2010-02-11 Thread Richard O'Keefe


On Feb 11, 2010, at 9:41 PM, Johann Höchtl wrote:


In a presentation of Guy Steele for ICFP 2009 in Edinburgh:
http://www.vimeo.com/6624203
he considers foldl and foldr harmful as they hinder parallelism
because of Process first element, then the rest Instead he proposes
a divide and merge aproach, especially in the light of going parallel.


I think I first heard about that issue in the 80s.

Let me just take an Erlang perspective on this for a few minutes.

Ignoring types, the classic foldl in Erlang (which is strict) is

foldl(F, A, [X|Xs]) - foldl(F, F(X, A), Xs);
foldl(_, A, []) - A.

In a strict language, you have to wait for F to finish
before you can go on to the next element.
In a non-strict language, you don't.  The interesting
question is how far F can get just given X, before it
has to look at A.

Suppose we can factor F(X, A) into G(H(X), A)
where H is rather time-consuming, but G is cheap (maybe it's an add).

So we write

foldl_map(G, H, A, [X|Xs]) - foldl_map(G, H, G(H(X), A), Xs);
foldl_map(_, _, A, []) - A.

Now we can parallelise it.  We'll spark off a separate thread
for each call of H.

pfoldl_map(G, H, A, Xs) -
Outer = self(),
Pids = [spawn(fun () - Outer ! {self(),H(X)} end || X - Xs],
foldl(G, A, [receive {Pid,Val} - Val end | Pid - Pids]).

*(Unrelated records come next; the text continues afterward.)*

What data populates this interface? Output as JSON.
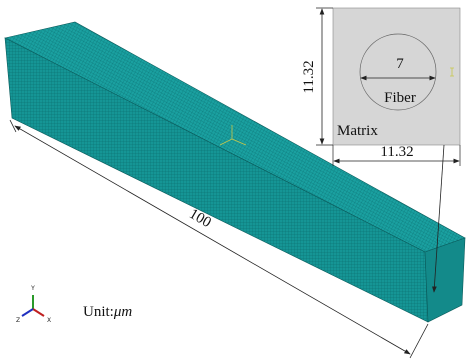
{
  "inset": {
    "height_label": "11.32",
    "width_label": "11.32",
    "diameter_label": "7",
    "fiber_label": "Fiber",
    "matrix_label": "Matrix"
  },
  "beam": {
    "length_label": "100"
  },
  "triad": {
    "y": "Y",
    "z": "Z",
    "x": "X"
  },
  "unit": {
    "prefix": "Unit:",
    "symbol": "μm"
  }
}
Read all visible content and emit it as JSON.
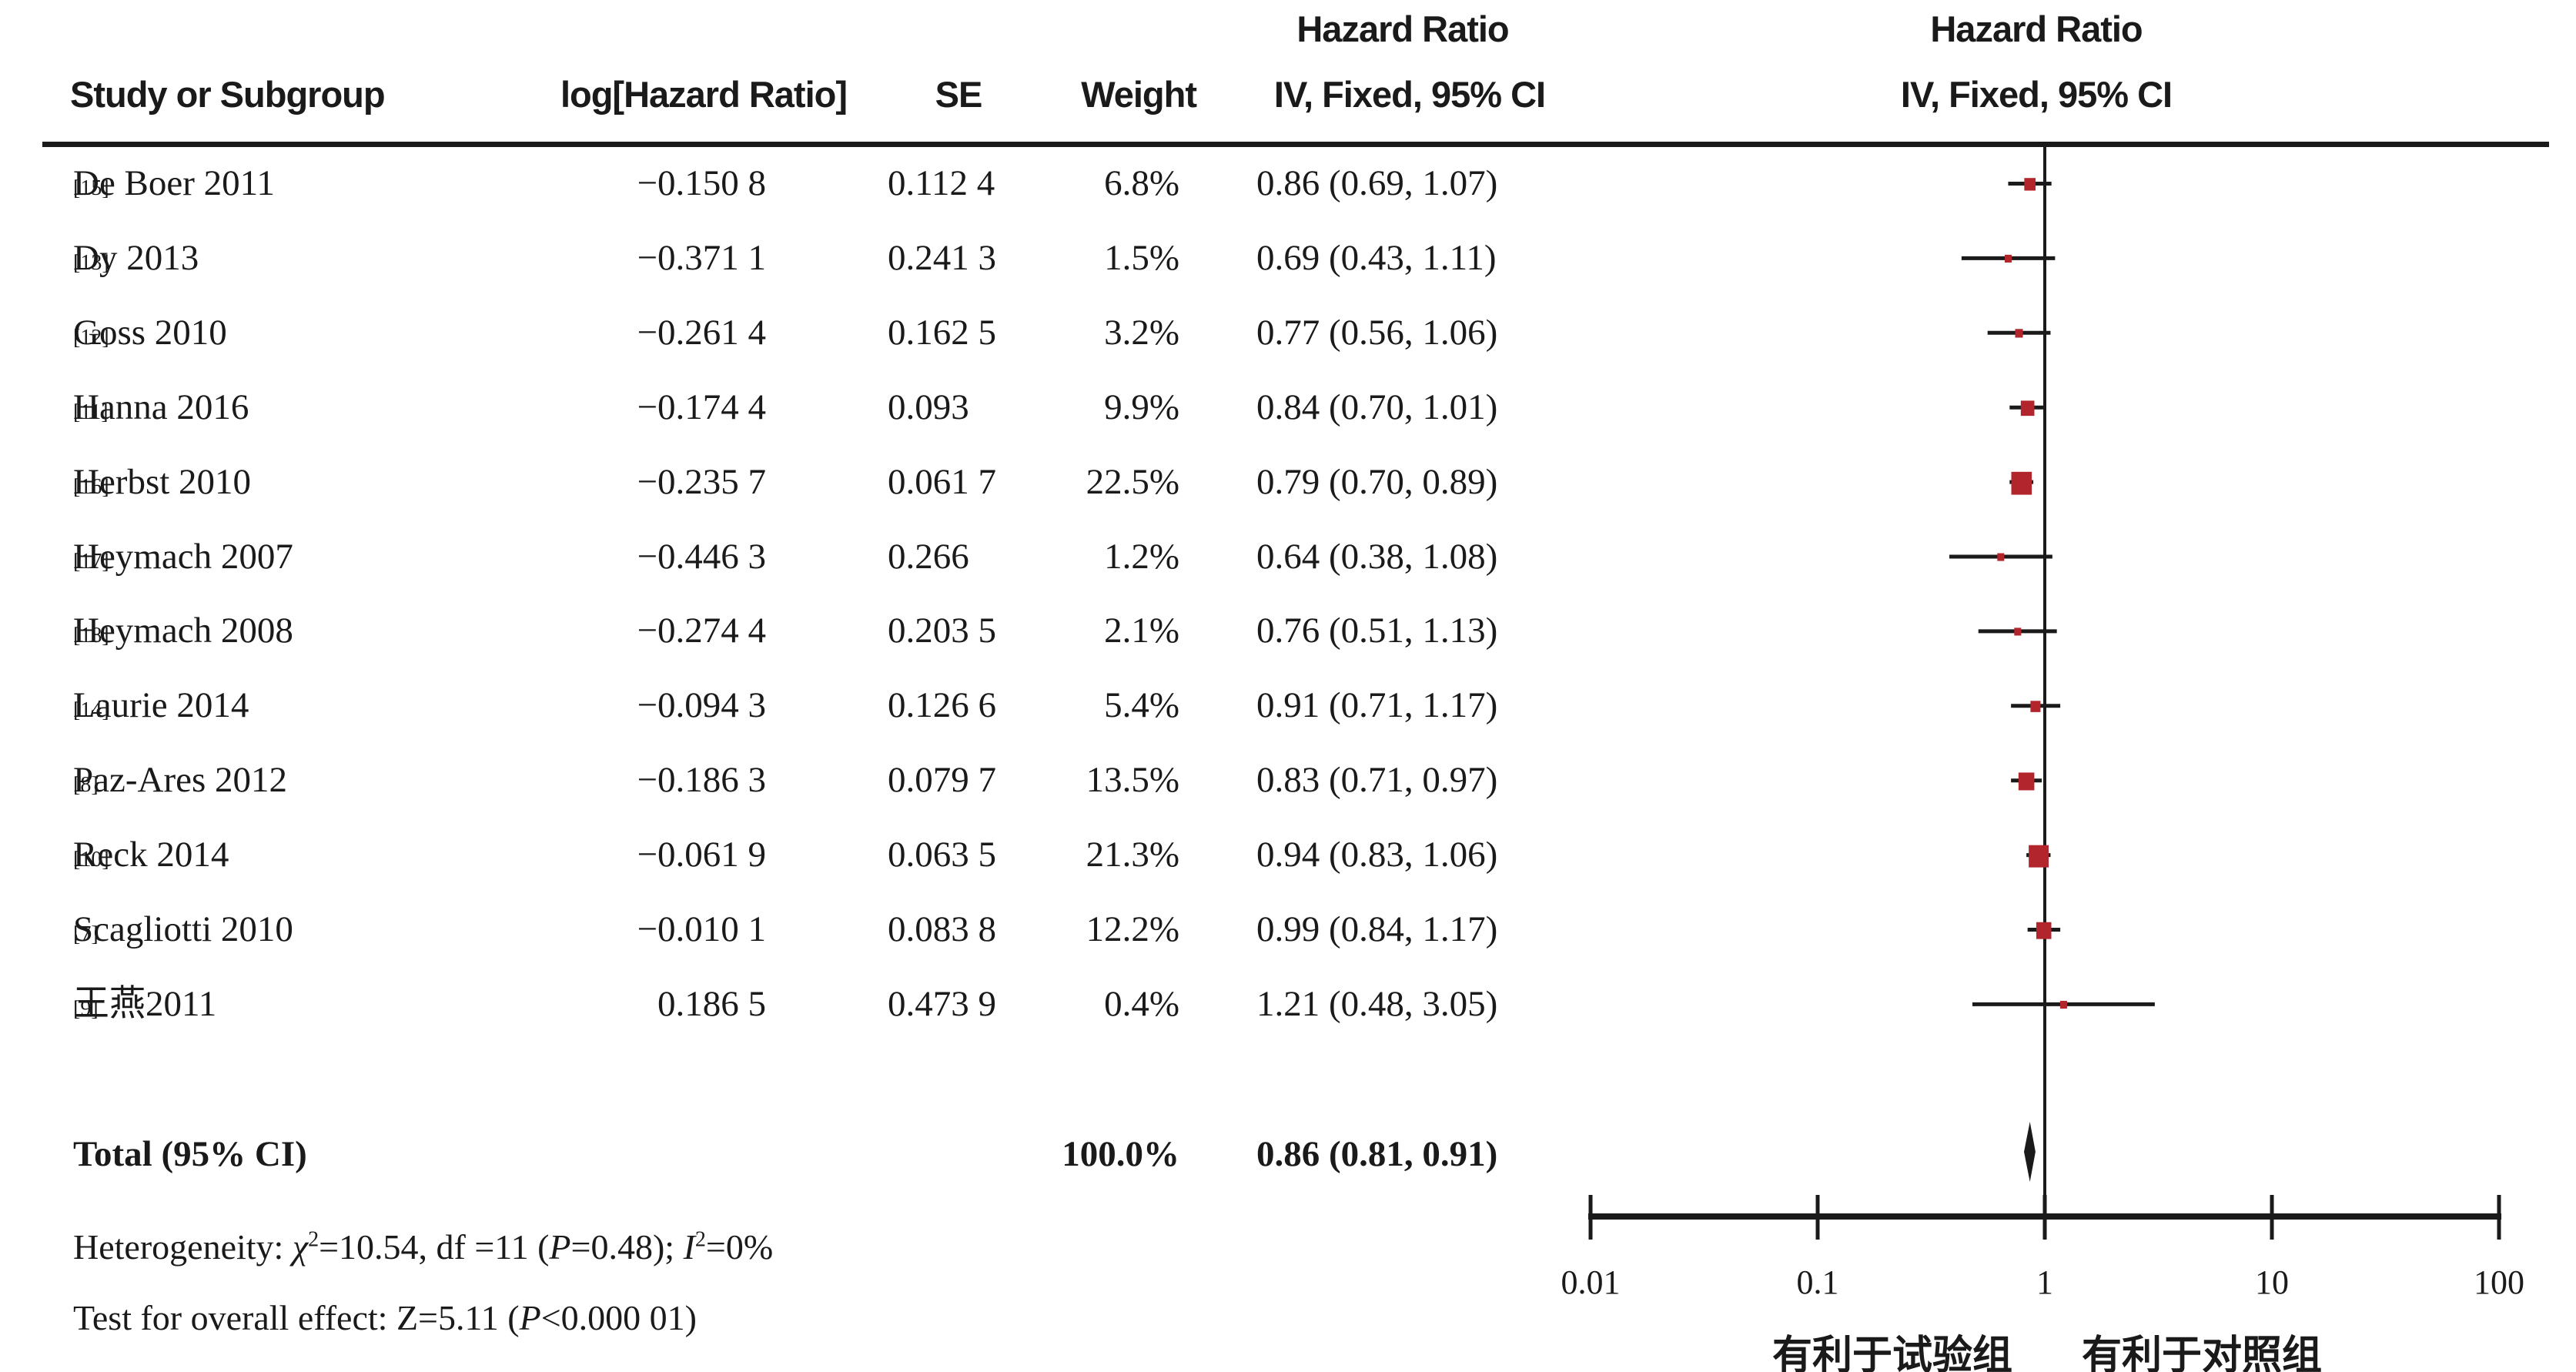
{
  "panels": {
    "left_title": "Hazard Ratio",
    "left_subtitle": "IV, Fixed, 95% CI",
    "right_title": "Hazard Ratio",
    "right_subtitle": "IV, Fixed, 95% CI"
  },
  "columns": {
    "study": "Study or Subgroup",
    "log_hr": "log[Hazard Ratio]",
    "se": "SE",
    "weight": "Weight",
    "ci": "IV, Fixed, 95% CI"
  },
  "total": {
    "label": "Total (95% CI)",
    "weight_text": "100.0%",
    "ci_text": "0.86 (0.81, 0.91)",
    "hr": 0.86,
    "ci_low": 0.81,
    "ci_high": 0.91
  },
  "footer": {
    "heterogeneity": [
      {
        "t": "Heterogeneity: "
      },
      {
        "t": "χ",
        "i": true
      },
      {
        "t": "2",
        "sup": true
      },
      {
        "t": "=10.54, df =11 ("
      },
      {
        "t": "P",
        "i": true
      },
      {
        "t": "=0.48); "
      },
      {
        "t": "I",
        "i": true
      },
      {
        "t": "2",
        "sup": true
      },
      {
        "t": "=0%"
      }
    ],
    "overall": [
      {
        "t": "Test for overall effect: Z=5.11 ("
      },
      {
        "t": "P",
        "i": true
      },
      {
        "t": "<0.000 01)"
      }
    ]
  },
  "chart_data": {
    "type": "scatter",
    "subtype": "forest_plot",
    "title": "Hazard Ratio",
    "model": "IV, Fixed, 95% CI",
    "x_scale": "log10",
    "xlim": [
      0.01,
      100
    ],
    "x_ticks": [
      0.01,
      0.1,
      1,
      10,
      100
    ],
    "x_tick_labels": [
      "0.01",
      "0.1",
      "1",
      "10",
      "100"
    ],
    "favors_left": "有利于试验组",
    "favors_right": "有利于对照组",
    "marker_color": "#b3252c",
    "line_color": "#1a1a1a",
    "studies": [
      {
        "study": "De Boer 2011",
        "ref": "[15]",
        "log_hr_text": "−0.150 8",
        "log_hr": -0.1508,
        "se_text": "0.112 4",
        "se": 0.1124,
        "weight_text": "6.8%",
        "weight_pct": 6.8,
        "ci_text": "0.86 (0.69, 1.07)",
        "hr": 0.86,
        "ci_low": 0.69,
        "ci_high": 1.07
      },
      {
        "study": "Dy 2013",
        "ref": "[13]",
        "log_hr_text": "−0.371 1",
        "log_hr": -0.3711,
        "se_text": "0.241 3",
        "se": 0.2413,
        "weight_text": "1.5%",
        "weight_pct": 1.5,
        "ci_text": "0.69 (0.43, 1.11)",
        "hr": 0.69,
        "ci_low": 0.43,
        "ci_high": 1.11
      },
      {
        "study": "Goss 2010",
        "ref": "[12]",
        "log_hr_text": "−0.261 4",
        "log_hr": -0.2614,
        "se_text": "0.162 5",
        "se": 0.1625,
        "weight_text": "3.2%",
        "weight_pct": 3.2,
        "ci_text": "0.77 (0.56, 1.06)",
        "hr": 0.77,
        "ci_low": 0.56,
        "ci_high": 1.06
      },
      {
        "study": "Hanna 2016",
        "ref": "[11]",
        "log_hr_text": "−0.174 4",
        "log_hr": -0.1744,
        "se_text": "0.093",
        "se": 0.093,
        "weight_text": "9.9%",
        "weight_pct": 9.9,
        "ci_text": "0.84 (0.70, 1.01)",
        "hr": 0.84,
        "ci_low": 0.7,
        "ci_high": 1.01
      },
      {
        "study": "Herbst 2010",
        "ref": "[16]",
        "log_hr_text": "−0.235 7",
        "log_hr": -0.2357,
        "se_text": "0.061 7",
        "se": 0.0617,
        "weight_text": "22.5%",
        "weight_pct": 22.5,
        "ci_text": "0.79 (0.70, 0.89)",
        "hr": 0.79,
        "ci_low": 0.7,
        "ci_high": 0.89
      },
      {
        "study": "Heymach 2007",
        "ref": "[17]",
        "log_hr_text": "−0.446 3",
        "log_hr": -0.4463,
        "se_text": "0.266",
        "se": 0.266,
        "weight_text": "1.2%",
        "weight_pct": 1.2,
        "ci_text": "0.64 (0.38, 1.08)",
        "hr": 0.64,
        "ci_low": 0.38,
        "ci_high": 1.08
      },
      {
        "study": "Heymach 2008",
        "ref": "[18]",
        "log_hr_text": "−0.274 4",
        "log_hr": -0.2744,
        "se_text": "0.203 5",
        "se": 0.2035,
        "weight_text": "2.1%",
        "weight_pct": 2.1,
        "ci_text": "0.76 (0.51, 1.13)",
        "hr": 0.76,
        "ci_low": 0.51,
        "ci_high": 1.13
      },
      {
        "study": "Laurie 2014",
        "ref": "[14]",
        "log_hr_text": "−0.094 3",
        "log_hr": -0.0943,
        "se_text": "0.126 6",
        "se": 0.1266,
        "weight_text": "5.4%",
        "weight_pct": 5.4,
        "ci_text": "0.91 (0.71, 1.17)",
        "hr": 0.91,
        "ci_low": 0.71,
        "ci_high": 1.17
      },
      {
        "study": "Paz-Ares 2012",
        "ref": "[8]",
        "log_hr_text": "−0.186 3",
        "log_hr": -0.1863,
        "se_text": "0.079 7",
        "se": 0.0797,
        "weight_text": "13.5%",
        "weight_pct": 13.5,
        "ci_text": "0.83 (0.71, 0.97)",
        "hr": 0.83,
        "ci_low": 0.71,
        "ci_high": 0.97
      },
      {
        "study": "Reck 2014",
        "ref": "[10]",
        "log_hr_text": "−0.061 9",
        "log_hr": -0.0619,
        "se_text": "0.063 5",
        "se": 0.0635,
        "weight_text": "21.3%",
        "weight_pct": 21.3,
        "ci_text": "0.94 (0.83, 1.06)",
        "hr": 0.94,
        "ci_low": 0.83,
        "ci_high": 1.06
      },
      {
        "study": "Scagliotti 2010",
        "ref": "[7]",
        "log_hr_text": "−0.010 1",
        "log_hr": -0.0101,
        "se_text": "0.083 8",
        "se": 0.0838,
        "weight_text": "12.2%",
        "weight_pct": 12.2,
        "ci_text": "0.99 (0.84, 1.17)",
        "hr": 0.99,
        "ci_low": 0.84,
        "ci_high": 1.17
      },
      {
        "study": "王燕2011",
        "ref": "[9]",
        "log_hr_text": "0.186 5",
        "log_hr": 0.1865,
        "se_text": "0.473 9",
        "se": 0.4739,
        "weight_text": "0.4%",
        "weight_pct": 0.4,
        "ci_text": "1.21 (0.48, 3.05)",
        "hr": 1.21,
        "ci_low": 0.48,
        "ci_high": 3.05
      }
    ],
    "total": {
      "label": "Total (95% CI)",
      "weight_pct": 100.0,
      "hr": 0.86,
      "ci_low": 0.81,
      "ci_high": 0.91
    },
    "heterogeneity_text": "Heterogeneity: χ²=10.54, df =11 (P=0.48); I²=0%",
    "overall_effect_text": "Test for overall effect: Z=5.11 (P<0.000 01)"
  }
}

If N is the length of the list and G is O(1)
we have O(N) time to traverse the list
and O(N) time to collect and fold the results.
The H calculations can take place in parallel.

Provided each H calculation is expensive enough, we may not _care_
about the O(N) bits.  In fact, if they aren't, we probably shouldn't
be worrying about parallelism here.

The problem exists when we *can't* factor F(X, A) into G(H(X), A)
with a cheap G and costly H.  Then divide-and-parallel-conquer
using k-way trees gives us a computation depth of $\log_k N$
calls of G waiting for results to come back.

As I say, I met this stuff in the 80s.  It's hardly news.

Indeed, if I remember correctly, back when Occam was hot stuff
people were worried about
PAR i = 0 for n
   ...
which forks n processes.  Doing that one at a time in the parent
process takes O(n) time.  I believe something was done about
making this work by recursive bisection.